Fourth, employers and harassers can’t hide their harassing comments. Many times, work environments would become toxic or permeated with harassing words and actions. Unfortunately, employers tried to hide these harassing and discriminatory comments as being “stray” or claim the person who fired the employee didn’t make the harassing comments. Employers would do so in an attempt to prevent this evidence from seeing daylight – preventing judges and juries from hearing this critical evidence. No more. From now on, common sense prevails. “The existence of a hostile work environment depends upon the totality of the circumstances and a discriminatory remark, even if not made directly in the context of an employment decision or uttered by a non-decisionmaker, may be relevant, circumstantial evidence of discrimination.” Government Code 12923(c)

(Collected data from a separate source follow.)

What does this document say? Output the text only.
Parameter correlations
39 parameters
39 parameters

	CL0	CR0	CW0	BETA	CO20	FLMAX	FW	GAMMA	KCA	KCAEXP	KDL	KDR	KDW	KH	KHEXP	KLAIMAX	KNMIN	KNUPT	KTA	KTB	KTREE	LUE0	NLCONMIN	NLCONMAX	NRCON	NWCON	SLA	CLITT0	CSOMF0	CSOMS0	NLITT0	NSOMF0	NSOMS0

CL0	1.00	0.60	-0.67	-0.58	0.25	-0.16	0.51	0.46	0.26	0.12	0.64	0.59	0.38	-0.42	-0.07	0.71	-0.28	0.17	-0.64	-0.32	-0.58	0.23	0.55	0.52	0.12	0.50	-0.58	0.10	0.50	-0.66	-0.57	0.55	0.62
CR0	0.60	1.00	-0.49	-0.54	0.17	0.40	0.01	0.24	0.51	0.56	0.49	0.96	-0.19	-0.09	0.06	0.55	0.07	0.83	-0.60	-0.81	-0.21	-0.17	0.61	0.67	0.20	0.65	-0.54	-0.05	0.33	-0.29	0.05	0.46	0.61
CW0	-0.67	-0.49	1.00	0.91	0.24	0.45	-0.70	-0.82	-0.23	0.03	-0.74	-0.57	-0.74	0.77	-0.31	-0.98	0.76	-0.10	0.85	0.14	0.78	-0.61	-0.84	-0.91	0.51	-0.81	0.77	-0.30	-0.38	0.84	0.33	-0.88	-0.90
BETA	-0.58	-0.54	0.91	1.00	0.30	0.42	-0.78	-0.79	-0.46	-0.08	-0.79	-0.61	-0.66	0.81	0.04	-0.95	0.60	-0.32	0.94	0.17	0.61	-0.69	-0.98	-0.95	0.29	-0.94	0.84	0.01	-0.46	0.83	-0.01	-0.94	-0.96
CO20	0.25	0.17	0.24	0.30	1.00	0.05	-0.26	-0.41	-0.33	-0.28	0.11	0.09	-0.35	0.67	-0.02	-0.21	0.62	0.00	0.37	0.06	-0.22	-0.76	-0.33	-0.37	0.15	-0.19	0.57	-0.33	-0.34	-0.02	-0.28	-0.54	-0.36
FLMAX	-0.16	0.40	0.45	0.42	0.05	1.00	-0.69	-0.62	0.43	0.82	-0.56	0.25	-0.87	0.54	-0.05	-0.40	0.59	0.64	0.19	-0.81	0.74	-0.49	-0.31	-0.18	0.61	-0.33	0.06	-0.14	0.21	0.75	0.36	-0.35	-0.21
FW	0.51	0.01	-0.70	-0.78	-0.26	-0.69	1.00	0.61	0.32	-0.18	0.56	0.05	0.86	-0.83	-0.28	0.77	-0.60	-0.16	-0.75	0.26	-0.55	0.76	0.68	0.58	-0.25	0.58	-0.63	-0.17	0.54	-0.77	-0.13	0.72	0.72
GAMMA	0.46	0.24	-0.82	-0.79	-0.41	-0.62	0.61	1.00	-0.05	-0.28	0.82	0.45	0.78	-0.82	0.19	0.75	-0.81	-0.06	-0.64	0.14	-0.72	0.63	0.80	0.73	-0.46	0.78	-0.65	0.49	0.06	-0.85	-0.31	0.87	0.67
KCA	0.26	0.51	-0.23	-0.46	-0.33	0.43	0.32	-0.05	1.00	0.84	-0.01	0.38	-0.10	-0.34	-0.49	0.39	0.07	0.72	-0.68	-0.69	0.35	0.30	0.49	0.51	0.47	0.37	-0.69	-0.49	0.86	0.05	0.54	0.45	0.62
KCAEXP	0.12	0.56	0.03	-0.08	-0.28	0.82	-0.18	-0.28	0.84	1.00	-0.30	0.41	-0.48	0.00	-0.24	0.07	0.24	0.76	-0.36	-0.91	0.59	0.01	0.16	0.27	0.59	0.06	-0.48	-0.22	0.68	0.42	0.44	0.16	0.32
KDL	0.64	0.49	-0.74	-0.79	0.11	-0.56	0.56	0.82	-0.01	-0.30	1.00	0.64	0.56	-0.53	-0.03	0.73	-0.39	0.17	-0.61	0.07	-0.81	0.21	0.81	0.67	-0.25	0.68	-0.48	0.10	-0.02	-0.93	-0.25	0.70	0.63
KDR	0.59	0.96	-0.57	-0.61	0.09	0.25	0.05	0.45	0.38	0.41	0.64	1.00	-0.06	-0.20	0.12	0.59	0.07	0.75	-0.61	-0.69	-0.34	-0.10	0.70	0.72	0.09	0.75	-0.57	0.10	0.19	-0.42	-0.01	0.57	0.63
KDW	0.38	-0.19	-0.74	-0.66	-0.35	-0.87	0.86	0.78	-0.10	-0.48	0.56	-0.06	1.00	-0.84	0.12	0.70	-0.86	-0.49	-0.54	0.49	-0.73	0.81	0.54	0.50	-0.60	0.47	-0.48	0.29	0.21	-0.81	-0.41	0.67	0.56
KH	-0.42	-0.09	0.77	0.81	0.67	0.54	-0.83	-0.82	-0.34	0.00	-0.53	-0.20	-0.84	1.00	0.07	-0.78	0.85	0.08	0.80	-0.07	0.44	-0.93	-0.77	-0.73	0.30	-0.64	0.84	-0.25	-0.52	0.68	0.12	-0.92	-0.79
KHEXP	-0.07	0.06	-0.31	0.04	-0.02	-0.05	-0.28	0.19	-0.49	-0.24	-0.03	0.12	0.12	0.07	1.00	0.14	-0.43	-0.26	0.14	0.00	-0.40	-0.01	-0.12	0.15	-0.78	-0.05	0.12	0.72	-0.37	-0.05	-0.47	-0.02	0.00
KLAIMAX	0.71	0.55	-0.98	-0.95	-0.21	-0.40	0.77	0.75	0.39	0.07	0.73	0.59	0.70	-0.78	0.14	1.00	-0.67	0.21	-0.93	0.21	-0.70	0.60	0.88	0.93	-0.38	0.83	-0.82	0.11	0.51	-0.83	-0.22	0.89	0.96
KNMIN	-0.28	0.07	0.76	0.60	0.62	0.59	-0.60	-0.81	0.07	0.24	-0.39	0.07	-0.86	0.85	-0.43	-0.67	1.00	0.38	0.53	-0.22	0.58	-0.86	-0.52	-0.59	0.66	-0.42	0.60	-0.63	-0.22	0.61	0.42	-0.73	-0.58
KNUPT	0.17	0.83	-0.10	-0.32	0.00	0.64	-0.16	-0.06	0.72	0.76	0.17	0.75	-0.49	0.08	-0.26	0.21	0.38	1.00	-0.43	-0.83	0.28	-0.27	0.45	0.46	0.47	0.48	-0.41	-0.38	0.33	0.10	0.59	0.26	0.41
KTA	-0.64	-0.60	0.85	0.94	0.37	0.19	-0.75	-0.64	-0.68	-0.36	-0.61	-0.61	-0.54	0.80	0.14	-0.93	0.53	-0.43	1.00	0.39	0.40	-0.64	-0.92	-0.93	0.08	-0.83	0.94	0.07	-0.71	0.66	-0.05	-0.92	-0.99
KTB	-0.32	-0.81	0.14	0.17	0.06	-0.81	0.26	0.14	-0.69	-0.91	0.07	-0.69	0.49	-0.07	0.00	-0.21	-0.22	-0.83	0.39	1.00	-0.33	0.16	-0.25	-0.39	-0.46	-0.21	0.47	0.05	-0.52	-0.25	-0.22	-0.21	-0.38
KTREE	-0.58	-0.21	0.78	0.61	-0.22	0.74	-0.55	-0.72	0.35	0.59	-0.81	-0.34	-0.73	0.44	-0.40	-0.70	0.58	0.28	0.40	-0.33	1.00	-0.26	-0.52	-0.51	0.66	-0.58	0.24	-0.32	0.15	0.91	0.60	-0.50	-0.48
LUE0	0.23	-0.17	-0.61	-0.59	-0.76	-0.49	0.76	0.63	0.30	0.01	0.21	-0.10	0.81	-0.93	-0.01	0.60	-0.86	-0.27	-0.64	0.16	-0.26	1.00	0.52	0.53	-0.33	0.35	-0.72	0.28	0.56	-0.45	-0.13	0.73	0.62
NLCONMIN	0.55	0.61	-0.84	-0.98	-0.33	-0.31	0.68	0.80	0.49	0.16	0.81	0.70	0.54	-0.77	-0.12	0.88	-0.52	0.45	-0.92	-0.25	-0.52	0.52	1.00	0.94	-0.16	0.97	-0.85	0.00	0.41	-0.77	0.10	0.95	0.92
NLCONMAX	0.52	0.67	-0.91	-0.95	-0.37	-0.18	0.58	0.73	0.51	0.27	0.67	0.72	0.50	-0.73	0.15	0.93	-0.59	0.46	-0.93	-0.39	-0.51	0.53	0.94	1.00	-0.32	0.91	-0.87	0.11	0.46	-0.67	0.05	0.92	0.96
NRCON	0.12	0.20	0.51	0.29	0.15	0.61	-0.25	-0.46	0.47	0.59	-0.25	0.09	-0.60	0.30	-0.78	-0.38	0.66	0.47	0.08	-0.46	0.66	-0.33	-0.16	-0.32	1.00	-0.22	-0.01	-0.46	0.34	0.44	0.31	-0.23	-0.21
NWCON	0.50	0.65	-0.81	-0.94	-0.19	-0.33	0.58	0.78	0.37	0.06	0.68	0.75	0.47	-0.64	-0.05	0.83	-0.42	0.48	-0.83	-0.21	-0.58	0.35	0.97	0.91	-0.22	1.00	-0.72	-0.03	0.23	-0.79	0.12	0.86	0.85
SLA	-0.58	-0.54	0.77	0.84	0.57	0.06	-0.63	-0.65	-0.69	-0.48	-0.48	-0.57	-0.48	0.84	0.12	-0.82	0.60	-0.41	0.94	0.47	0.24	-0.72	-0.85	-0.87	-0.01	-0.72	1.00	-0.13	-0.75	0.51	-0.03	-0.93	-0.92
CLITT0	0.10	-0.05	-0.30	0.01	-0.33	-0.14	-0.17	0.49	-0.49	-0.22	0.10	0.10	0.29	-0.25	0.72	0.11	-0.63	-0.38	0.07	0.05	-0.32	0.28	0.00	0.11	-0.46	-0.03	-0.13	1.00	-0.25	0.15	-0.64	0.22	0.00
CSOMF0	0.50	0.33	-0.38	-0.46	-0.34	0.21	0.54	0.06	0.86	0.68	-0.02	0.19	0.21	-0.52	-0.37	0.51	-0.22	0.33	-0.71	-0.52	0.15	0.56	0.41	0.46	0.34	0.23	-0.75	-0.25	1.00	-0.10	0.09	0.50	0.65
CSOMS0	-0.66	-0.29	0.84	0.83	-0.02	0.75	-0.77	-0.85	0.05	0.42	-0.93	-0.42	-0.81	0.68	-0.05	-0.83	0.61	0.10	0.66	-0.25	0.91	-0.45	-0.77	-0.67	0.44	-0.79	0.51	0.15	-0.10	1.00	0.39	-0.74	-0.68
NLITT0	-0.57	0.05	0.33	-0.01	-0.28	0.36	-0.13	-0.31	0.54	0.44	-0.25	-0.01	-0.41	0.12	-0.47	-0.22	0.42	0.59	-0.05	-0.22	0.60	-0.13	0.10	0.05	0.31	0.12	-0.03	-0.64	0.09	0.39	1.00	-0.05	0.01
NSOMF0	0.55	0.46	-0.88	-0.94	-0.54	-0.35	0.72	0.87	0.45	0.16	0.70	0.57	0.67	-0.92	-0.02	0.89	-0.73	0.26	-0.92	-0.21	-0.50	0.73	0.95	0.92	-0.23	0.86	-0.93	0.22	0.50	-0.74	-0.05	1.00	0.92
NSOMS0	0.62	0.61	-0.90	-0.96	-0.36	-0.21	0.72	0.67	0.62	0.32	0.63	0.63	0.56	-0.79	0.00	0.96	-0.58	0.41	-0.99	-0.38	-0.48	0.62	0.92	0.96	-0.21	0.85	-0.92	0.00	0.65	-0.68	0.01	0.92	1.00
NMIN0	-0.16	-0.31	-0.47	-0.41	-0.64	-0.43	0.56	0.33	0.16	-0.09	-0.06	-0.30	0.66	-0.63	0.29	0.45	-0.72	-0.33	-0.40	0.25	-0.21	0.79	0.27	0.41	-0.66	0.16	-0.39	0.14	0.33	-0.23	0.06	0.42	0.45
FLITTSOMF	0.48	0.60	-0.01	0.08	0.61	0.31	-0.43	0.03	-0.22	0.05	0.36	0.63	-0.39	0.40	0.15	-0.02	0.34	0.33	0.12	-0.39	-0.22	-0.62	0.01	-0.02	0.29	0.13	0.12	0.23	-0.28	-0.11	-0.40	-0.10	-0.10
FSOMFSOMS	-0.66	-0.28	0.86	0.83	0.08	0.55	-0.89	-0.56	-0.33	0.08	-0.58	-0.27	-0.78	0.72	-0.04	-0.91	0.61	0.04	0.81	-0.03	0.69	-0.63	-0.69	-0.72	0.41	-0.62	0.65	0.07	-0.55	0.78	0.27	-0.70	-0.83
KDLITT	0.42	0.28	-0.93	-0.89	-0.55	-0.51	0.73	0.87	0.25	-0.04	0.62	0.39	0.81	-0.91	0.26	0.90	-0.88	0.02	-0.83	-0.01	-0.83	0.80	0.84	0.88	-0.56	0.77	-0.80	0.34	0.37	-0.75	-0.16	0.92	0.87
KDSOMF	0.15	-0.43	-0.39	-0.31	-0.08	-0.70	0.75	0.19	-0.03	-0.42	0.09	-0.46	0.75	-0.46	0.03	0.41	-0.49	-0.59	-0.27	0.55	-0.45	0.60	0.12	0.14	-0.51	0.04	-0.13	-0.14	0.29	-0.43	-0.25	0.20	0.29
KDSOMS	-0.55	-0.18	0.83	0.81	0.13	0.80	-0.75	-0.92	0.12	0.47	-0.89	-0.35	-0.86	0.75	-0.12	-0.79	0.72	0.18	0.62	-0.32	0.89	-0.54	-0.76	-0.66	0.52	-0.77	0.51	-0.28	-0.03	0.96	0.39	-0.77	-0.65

Fifth, sexual harassment is sexual harassment, regardless of where you work. No more can employers and their lawyers try to create different legal standards for sexual harassment for different types of workplaces. All Californians are entitled to work in a place free of sexual harassment. It is irrelevant that a particular occupation may have been characterized by a greater frequency of sexually related commentary or conduct in the past.

Lastly, the law in California made it clear that victims of sexual harassment get their day in court so that a jury of their peers can decide the case after hearing all the evidence and seeing the witnesses testify. The law in California confirms that harassment cases are rarely appropriate for disposition on summary judgment because hostile working environment cases involve issues “not determinable on paper;” jurors need to see and hear the testimony to make these determinations.

With all these changes in the law, our attorneys at Aarons Ward will continue to fight for justice, empower our clients, and seek to end sexual harassment and abuse in the workplace.